Segundo o antropólogo Cláudio Bertolli Filho, é preciso voltar 2 mil anos na história para poder entender porque agosto é tido como um mês de azar. “Na verdade, as raízes de toda essa superstição que envolve o mês de agosto vem da Roma antiga. Foi lá onde se estabeleceram os períodos fastos (bons) e nefastos (ruins)”, explica.

De acordo com o antropólogo, agosto é o mês dedicado ao imperador romano chamado Augusto, e somente depois da morte dele as histórias a respeito do mês de azar começaram a se espalhar. “Augusto expandiu bastante o Império, mas para isso se confrontou com diversos imperadores, portanto ele teve muitos inimigos. Depois de sua morte, uma forma que eles encontraram para depredar a memória de Augusto foi estabelecer o mês de agosto como nefasto. Essa concepção foi divulgada em Roma”, esclarece Bertolli, que desmente o fato do fenômeno ser exclusivamente brasileiro.

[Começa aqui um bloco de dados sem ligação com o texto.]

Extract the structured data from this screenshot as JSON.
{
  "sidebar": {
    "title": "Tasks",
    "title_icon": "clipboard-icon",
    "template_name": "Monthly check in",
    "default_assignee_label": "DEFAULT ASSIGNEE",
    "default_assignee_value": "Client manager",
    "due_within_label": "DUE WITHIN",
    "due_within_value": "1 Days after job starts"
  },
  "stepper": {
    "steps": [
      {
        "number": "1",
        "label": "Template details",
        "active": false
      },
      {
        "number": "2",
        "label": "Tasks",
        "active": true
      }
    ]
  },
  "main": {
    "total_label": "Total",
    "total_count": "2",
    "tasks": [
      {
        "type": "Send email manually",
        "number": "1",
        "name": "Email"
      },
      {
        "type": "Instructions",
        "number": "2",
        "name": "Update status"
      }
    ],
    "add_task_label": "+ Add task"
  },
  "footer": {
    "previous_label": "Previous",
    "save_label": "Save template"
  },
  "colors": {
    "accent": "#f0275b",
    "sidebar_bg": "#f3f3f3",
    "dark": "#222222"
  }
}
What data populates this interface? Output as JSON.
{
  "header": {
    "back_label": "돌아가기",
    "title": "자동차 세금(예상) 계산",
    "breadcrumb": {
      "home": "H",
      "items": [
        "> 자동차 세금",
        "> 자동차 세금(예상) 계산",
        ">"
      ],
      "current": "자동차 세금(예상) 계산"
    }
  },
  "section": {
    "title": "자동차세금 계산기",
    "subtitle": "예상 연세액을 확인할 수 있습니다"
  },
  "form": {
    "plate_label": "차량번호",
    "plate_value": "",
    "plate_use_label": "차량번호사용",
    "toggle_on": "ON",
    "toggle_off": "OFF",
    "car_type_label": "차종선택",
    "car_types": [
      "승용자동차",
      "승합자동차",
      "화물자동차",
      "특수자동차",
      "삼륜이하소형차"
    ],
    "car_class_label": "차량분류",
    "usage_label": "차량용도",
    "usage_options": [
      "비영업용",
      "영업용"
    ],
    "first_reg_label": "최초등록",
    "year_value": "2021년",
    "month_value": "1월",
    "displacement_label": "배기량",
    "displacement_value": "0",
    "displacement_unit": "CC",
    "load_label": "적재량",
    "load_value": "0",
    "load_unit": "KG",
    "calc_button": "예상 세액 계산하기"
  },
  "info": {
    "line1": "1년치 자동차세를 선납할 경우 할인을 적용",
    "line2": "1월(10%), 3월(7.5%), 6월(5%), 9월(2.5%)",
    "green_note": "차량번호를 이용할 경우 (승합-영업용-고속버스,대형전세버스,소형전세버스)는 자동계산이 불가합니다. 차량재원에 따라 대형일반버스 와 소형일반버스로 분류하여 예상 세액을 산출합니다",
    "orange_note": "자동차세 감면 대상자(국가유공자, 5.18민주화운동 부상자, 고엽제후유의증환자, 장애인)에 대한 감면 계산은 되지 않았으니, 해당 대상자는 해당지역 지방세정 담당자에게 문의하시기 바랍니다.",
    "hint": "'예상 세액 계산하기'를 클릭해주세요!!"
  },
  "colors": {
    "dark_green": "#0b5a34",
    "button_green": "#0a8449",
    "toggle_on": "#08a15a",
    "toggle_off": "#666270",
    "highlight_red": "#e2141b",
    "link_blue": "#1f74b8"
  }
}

O estudioso também tem uma explicação quanto à expressão “mês do cachorro louco”. “Essa é uma adaptação popular. É exatamente no mês de agosto que as correntes de vento aumentam. Elas vão até outubro, e, pela questão ambiental, nessa época os vírus e micróbios são mais veiculados pelo ar. Essas condições ambientais aumentam, ou pelo menos aumentavam a incidência de cachorros loucos”, afirma o antropólogo.